The lack of tolerance runs deeper in the so-called Ivy League, at schools usually thought of as the nation’s elite institutions. The Ivy League, an expression that carries with it connotations of academic excellence and tough standards in admissions, consists of Brown University, Columbia University, Cornell University, Dartmouth College, Harvard University, the University of Pennsylvania, Princeton University, and Yale University.

In such schools, 58 percent of student respondents indicated the wearer of an “offensive” Halloween costume should be punished.

At the California State University system, an even greater percentage of student respondents—60 percent—said punishment should be doled out for “offensive” costumes.

The partisan split among students was even more pronounced, according to an analysis at The Blaze.

Among those identifying as Democrats, 71 percent expressed a preference for punishing offensive costume wearers, versus just 18 percent of Republicans and 47 percent of independents.

The survey results were also broken down by the religion of the responding students.

Muslim students were the most willing to penalize wearers of offensive costumes, with 74 percent supporting punishment.
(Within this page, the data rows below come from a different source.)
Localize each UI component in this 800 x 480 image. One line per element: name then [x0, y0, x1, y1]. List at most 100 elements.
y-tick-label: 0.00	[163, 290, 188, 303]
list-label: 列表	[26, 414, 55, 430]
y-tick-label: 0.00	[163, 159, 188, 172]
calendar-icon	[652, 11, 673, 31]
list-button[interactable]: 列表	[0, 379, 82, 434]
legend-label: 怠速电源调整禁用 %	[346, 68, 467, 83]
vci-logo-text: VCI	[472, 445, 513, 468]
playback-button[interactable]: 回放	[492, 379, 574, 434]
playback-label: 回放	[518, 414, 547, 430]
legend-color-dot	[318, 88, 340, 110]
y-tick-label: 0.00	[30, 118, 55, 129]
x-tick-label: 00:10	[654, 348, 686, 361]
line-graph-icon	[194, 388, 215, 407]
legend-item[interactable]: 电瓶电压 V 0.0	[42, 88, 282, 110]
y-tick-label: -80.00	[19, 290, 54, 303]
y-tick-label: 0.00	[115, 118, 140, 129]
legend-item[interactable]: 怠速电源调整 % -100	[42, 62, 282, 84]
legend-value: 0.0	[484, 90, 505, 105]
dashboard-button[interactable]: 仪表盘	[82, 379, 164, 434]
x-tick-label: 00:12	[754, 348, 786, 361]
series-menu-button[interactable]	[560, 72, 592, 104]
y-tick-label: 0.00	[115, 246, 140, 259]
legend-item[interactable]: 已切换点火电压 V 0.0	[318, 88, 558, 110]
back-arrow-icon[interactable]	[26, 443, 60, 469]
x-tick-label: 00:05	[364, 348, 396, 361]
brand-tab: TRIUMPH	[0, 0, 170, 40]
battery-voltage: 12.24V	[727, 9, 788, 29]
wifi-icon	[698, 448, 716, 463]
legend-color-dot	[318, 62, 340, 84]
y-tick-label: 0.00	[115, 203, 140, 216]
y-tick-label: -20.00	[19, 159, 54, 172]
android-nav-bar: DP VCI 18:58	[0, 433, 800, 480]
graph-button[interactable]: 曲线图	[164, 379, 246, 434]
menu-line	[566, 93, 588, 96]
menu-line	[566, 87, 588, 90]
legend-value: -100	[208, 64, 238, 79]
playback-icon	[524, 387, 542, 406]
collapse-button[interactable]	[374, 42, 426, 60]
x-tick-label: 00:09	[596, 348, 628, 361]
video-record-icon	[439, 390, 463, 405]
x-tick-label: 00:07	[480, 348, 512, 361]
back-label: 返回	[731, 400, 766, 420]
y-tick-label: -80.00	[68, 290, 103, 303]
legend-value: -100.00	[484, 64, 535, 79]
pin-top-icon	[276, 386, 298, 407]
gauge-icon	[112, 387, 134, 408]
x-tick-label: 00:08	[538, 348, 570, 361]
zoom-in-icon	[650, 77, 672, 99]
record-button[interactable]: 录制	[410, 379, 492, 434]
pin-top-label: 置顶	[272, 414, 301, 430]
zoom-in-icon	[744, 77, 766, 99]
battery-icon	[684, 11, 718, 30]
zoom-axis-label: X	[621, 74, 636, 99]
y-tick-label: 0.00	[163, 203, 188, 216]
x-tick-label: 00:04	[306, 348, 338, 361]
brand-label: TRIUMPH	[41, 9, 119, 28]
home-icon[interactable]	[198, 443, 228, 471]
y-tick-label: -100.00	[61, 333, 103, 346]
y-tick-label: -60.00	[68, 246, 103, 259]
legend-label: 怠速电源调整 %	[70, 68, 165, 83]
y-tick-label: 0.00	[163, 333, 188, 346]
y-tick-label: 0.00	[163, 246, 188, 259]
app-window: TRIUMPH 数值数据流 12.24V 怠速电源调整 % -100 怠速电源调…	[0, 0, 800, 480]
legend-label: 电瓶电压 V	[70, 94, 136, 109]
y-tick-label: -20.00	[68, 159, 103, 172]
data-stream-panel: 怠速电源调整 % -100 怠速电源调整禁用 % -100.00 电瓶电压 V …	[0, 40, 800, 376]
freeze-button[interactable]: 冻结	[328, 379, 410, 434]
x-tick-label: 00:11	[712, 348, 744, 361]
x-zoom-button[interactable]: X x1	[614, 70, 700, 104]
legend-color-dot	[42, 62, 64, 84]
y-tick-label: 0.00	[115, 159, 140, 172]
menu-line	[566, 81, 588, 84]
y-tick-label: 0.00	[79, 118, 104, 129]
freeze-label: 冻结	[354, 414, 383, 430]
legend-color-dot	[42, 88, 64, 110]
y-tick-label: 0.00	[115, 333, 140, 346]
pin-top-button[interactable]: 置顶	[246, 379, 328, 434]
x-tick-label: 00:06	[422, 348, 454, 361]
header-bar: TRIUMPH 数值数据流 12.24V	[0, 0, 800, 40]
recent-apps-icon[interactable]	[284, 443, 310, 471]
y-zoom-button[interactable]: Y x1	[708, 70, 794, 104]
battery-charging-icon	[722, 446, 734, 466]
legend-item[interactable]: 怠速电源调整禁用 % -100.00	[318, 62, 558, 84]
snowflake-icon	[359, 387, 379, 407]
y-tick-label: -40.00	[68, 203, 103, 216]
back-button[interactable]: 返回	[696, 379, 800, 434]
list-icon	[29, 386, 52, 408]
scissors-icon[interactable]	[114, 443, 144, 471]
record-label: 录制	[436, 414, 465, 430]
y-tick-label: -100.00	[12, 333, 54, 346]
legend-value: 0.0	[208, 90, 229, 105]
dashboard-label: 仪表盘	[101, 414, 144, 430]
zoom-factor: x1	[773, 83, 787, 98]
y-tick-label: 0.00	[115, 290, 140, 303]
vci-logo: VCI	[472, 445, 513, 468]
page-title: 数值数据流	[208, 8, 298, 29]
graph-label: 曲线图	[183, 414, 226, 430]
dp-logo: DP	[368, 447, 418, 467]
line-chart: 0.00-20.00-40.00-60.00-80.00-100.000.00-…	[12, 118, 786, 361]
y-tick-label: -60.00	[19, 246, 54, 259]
The figures in descending order among other faiths were: Jewish (68 percent); atheist (58 percent); nothing (57 percent); agnostic (55 percent); other (54 percent); Catholic (46 percent); Christian (45 percent); Mormon (41 percent); and Protestant (37 percent).

Black students were the most supportive, with 72 percent of those respondents answering they backed punishment. Asians were the next most supportive of punishment at 56 percent, following by Latinos at 54 percent, whites at 47 percent, and others at 32 percent.

Among the sexes, just 38 percent of male respondents favored punishment, versus 65 percent among female respondents.